Corporate Process essay

Corporate Process essay

This paper is meant to discuss the respective duties of individuals crucial to the corporate process: directors, officers and shareholders of corporations. Additionally, this paper states the dissimilarity between publicly held and closed corporations.

Directors, Officers and Shareholders of Corporations

There are three major groups in the corporate organization. The initial group consists of directors of the company. The second group comprises the officers of the organization. The third group includes the shareholders of the corporation. People may belong to more than one of the groups at the same time, but every group has dissimilar duties and accountabilities.

Shareholders are the owners of shares in the corporation (Larson, 2010). Depending on a nature of the shares, the shareholder can normally take part in votes to choose or remove the directors, to amend corporate bylaws or articles of incorporation, to reorganize or merge a corporation, or to dissolve a corporation and liquidate the assets. The shareholders have ownership interest in the organization, by having finances invested in the corporation. Share is the apportioned ownership interest in the company (Witzel, 2010). Corporations are required by the law to hold yearly shareholder gatherings, at which the shareholders elect the directors.

When creating a new corporation, the directors are often drawn from a group of individuals who form the corporation. Still, articles of incorporation identify how directors are to be selected; usually it is by election by shareholders. The directors are in charge of controlling the company’s actions. The board also has legal accountability for the actions of the organization, its subsidiaries, personnel, officers, and agents (Witzel, 2010).

Directors often engage in action comprising the election of the corporate officers, an issuance of stock, supervision and support of the main financial transactions, and approving the compensation packages for officers and executives. In the small corporations, most of the shareholders serve as directors (Larson, 2010).

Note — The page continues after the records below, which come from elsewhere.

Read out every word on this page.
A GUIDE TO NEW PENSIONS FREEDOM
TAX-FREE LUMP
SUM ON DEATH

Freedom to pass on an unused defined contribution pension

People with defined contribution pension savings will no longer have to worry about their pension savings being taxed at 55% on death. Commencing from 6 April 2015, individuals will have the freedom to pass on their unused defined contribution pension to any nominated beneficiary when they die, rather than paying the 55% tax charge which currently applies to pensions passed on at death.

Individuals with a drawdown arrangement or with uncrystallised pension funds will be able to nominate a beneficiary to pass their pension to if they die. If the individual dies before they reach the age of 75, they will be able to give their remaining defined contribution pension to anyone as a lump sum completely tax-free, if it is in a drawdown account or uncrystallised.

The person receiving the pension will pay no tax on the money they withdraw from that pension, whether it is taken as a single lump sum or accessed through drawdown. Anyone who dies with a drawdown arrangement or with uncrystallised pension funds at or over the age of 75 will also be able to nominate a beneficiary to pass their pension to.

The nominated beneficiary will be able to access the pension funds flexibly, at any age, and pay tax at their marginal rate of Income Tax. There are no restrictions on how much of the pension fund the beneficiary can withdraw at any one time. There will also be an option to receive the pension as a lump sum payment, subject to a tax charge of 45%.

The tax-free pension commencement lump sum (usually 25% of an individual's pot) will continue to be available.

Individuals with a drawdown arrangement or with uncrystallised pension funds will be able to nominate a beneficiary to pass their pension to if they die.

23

The responsibilities and duties of the directors are as follows:

  • Always acting on behalf of the company and its finest interests with the proper “duty of care”;
  • Acting with loyalty to a company and shareholders;
  • Taking part in regular gatherings of the board of directors;
  • Approving some corporate transactions and activities – counting the contracts and agreements; asset purchases or sales, approval of novel corporate policies; election of novel corporate officers;
  • Amending the company’s bylaws or articles of incorporation.

Officers oversee the every day operations and actions. The majority of states demand that a corporation have a Secretary, President, and Treasurer. Basically, President has the right to direct business, Secretary has control over the corporate records, and Treasurer has control over the corporate finances. The majority of states permit a company to appoint one individual to all these positions. In a small company, the shareholder can serve as director and officer (Larson, 2010).

Publicly Held and Closed Corporations

The dissimilarities among publicly held and closed corporation are as follows. Privately held organization or close company is a business owned by comparatively few shareholders or the organization’s members which does not suggest or trade company shares to general public on a stock market exchanges, but the firm’s stock is owned, suggested, and exchanged or traded in private (Humbach, 1972).

Public organization or publicly traded company is an organization, which has consent to suggest the securities (stock or bonds) for trade to public, usually with the help of stock exchange, or infrequently an organization whose stock is sold over counter (OTC) through the market workers who utilize the non exchange quotation services. It can increase funds and capital through sale of the securities. This is the ground publicly traded companies are crucial: before their appearance, it was extremely complex to get substantial amounts of capital for the private companies. Shareholders have ultimate say in all decisions by publicly-traded firm and its managers, in particular through the annual shareholders’ gathering. Publicly-traded organizations have larger access to financing than other corporations, as they have the capability to issue much more stock (Humbach, 1972). Nevertheless, they are subject to larger regulation.

So, basically, the major dissimilarity between closely held business and publicly held organization is that the closely held organization has a tight knit grouping of shareholders, which make up an ownership committee for the organization, whilst the publicly held organization is one that is owned by the stockholders.

Conclusion

Thus, this paper discussed the respective duties of the individuals vital to a corporate process: the directors, officers and shareholders of corporations. Also, it depicted the dissimilarities between publicly held and closed organization.